Dan McGoldrick, Mobil 1 business development manager, said: “By working closely with the Tollhouse Group to put into practice a number of simple, easy to implement steps from our ‘Top Up Training Programme’ we have helped generate improved customer satisfaction and incremental sales.”
Appointing oil suppliers is a complex business
Experienced dealers recall the old days of the oils and lubricants business.
“It was fairly straightforward,” said one managing director. “A company would bung us some money to sign a contract, and all seemed good at that point. It was often in the form of a soft loan to buy equipment that was needed.
“But payback came later. Dealers found they were locked into an agreement and could do nothing about rising prices or breaking free.”
Several factors have changed things and made the relationship between a retailer and its lubricants supplier one of the more complex in the sector.
Dealer groups now run their business in a more sophisticated way and most can drive just as hard a bargain as an oil company.
Dealers are as aware as the oil company of the benefits of a continuing relationship.
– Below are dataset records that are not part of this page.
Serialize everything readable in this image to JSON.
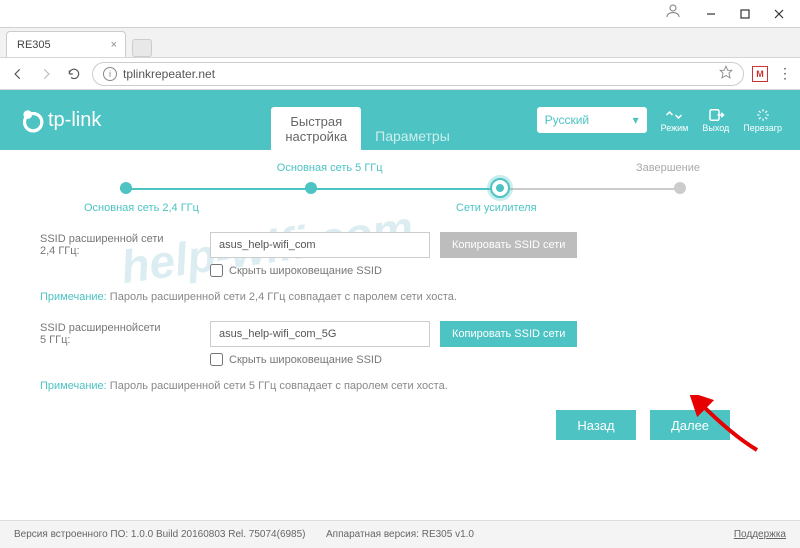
{
  "window": {
    "user_icon": "user"
  },
  "browser": {
    "tab_title": "RE305",
    "url": "tplinkrepeater.net"
  },
  "brand": "tp-link",
  "tabs": {
    "quick_l1": "Быстрая",
    "quick_l2": "настройка",
    "params": "Параметры"
  },
  "lang": {
    "value": "Русский"
  },
  "tools": {
    "mode": "Режим",
    "logout": "Выход",
    "reboot": "Перезагр"
  },
  "wizard": {
    "s1": "Основная сеть 2,4 ГГц",
    "s2": "Основная сеть 5 ГГц",
    "s3": "Сети усилителя",
    "s4": "Завершение"
  },
  "form24": {
    "label_l1": "SSID расширенной сети",
    "label_l2": "2,4 ГГц:",
    "value": "asus_help-wifi_com",
    "copy": "Копировать SSID сети",
    "hide": "Скрыть широковещание SSID"
  },
  "note24": {
    "k": "Примечание:",
    "v": "Пароль расширенной сети 2,4 ГГц совпадает с паролем сети хоста."
  },
  "form5": {
    "label_l1": "SSID расширеннойсети",
    "label_l2": "5 ГГц:",
    "value": "asus_help-wifi_com_5G",
    "copy": "Копировать SSID сети",
    "hide": "Скрыть широковещание SSID"
  },
  "note5": {
    "k": "Примечание:",
    "v": "Пароль расширенной сети 5 ГГц совпадает с паролем сети хоста."
  },
  "nav": {
    "back": "Назад",
    "next": "Далее"
  },
  "footer": {
    "fw": "Версия встроенного ПО: 1.0.0 Build 20160803 Rel. 75074(6985)",
    "hw": "Аппаратная версия: RE305 v1.0",
    "support": "Поддержка"
  },
  "watermark": "help-wifi.com"
}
Though sometimes essential it can be a tricky business.
One managing director said: “It can take weeks, which makes it an expensive exercise where management time is taken into account.
“You also have to be extremely careful because of the need to respect confidentiality clauses.
"That said, every franchised dealer should be on their toes because switching suppliers can lead to a useful increase in profit margin.
"And this is especially important in 2010 when the economy is weak and demand for new cars and aftersales is affected.”
Oil companies emphasise the quality and the individuality of their products and especially those for high-performance cars.
But they know there are often similarities between brands and this can tempt dealers to make a change, or at least carefully consider one.